The wholesale price index fell 4.95% in August compared to a 4.05% decline in July, marking the tenth month of deflation, data released by the ministry of commerce and industry showed on Monday.
Food inflation, with an over 14% weight in the index, remained in the deflationary zone for the second straight month at (-)1.13% in August versus (-)1.16% in the previous month. Vegetables prices fell 21.21% in August versus 24.52% in July, marking the fifth straight month of deflation.
The price rise of onions zoomed up to 65.29% in August from a year ago period compared to a (-)0.49% in July. Inflation in pulses rose to 36.4% during the month versus 35.75% in July. As pulses' prices shot up to Rs 155 per kg, the government has decided to import additional 5,000 tonnes of tur dal to ensure domestic supply. The government has also imported large amount of onions from Egypt and Afghanistan to boost domestic availability.
The deflation in the core sector deepened during the month, indicative of weak domestic demand.
This may urge the central bank to cut rate for the fourth time in 2015 during the policy meet on September 29.
RBI has cut rates thrice by 25 basis points each this calendar year thus taking the repo rate to 7.25%.
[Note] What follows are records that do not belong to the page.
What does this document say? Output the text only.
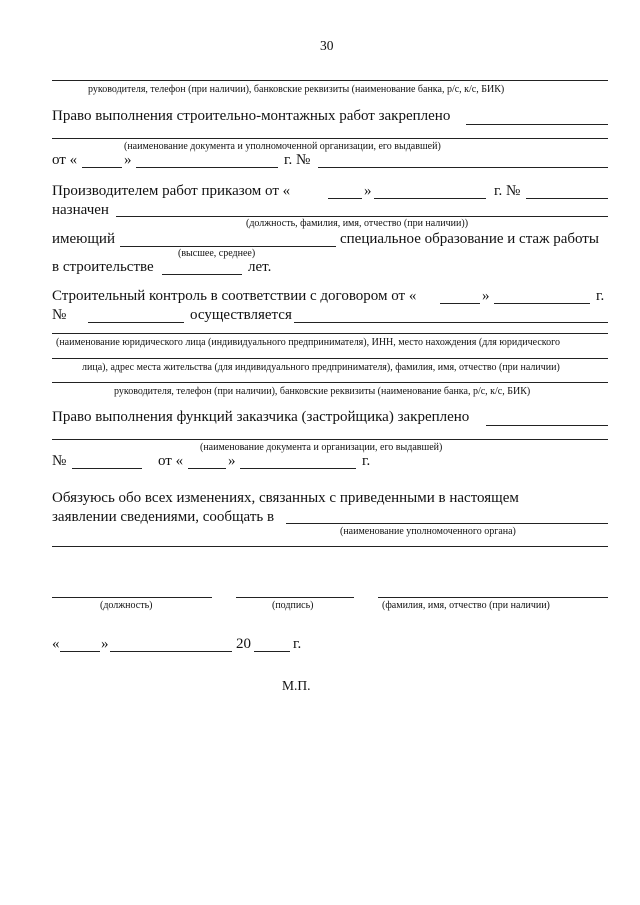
30
руководителя, телефон (при наличии), банковские реквизиты (наименование банка, р/с, к/с, БИК)
Право выполнения строительно-монтажных работ закреплено
(наименование документа и уполномоченной организации, его выдавшей)
от «	»	г. №
Производителем работ приказом от «	»	г. №
назначен
(должность, фамилия, имя, отчество (при наличии))
имеющий	специальное образование и стаж работы
(высшее, среднее)
в строительстве	лет.
Строительный контроль в соответствии с договором от «	»	г.
№	осуществляется
(наименование юридического лица (индивидуального предпринимателя), ИНН, место нахождения (для юридического
лица), адрес места жительства (для индивидуального предпринимателя), фамилия, имя, отчество (при наличии)
руководителя, телефон (при наличии), банковские реквизиты (наименование банка, р/с, к/с, БИК)
Право выполнения функций заказчика (застройщика) закреплено
(наименование документа и организации, его выдавшей)
№	от «	»	г.
Обязуюсь обо всех изменениях, связанных с приведенными в настоящем
заявлении сведениями, сообщать в
(наименование уполномоченного органа)
(должность)	(подпись)	(фамилия, имя, отчество (при наличии)
«	»	20	г.
М.П.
The average wholesale inflation in 2014-15 was 2.1% against 6.0% in 2013-14.
The deflation in fuel intensified further in August to 16.5% from 12.81% in the previous month.
Global brokerage firm Goldman Sachs has forecast that global supply glut could push the crude oil prices to as low as $20 a barrel. Oil prices have fallen by over 50% in the last one year.
Brent crude prices stood as $48.59 per barrel on Friday, 1.5% lower than the previous day.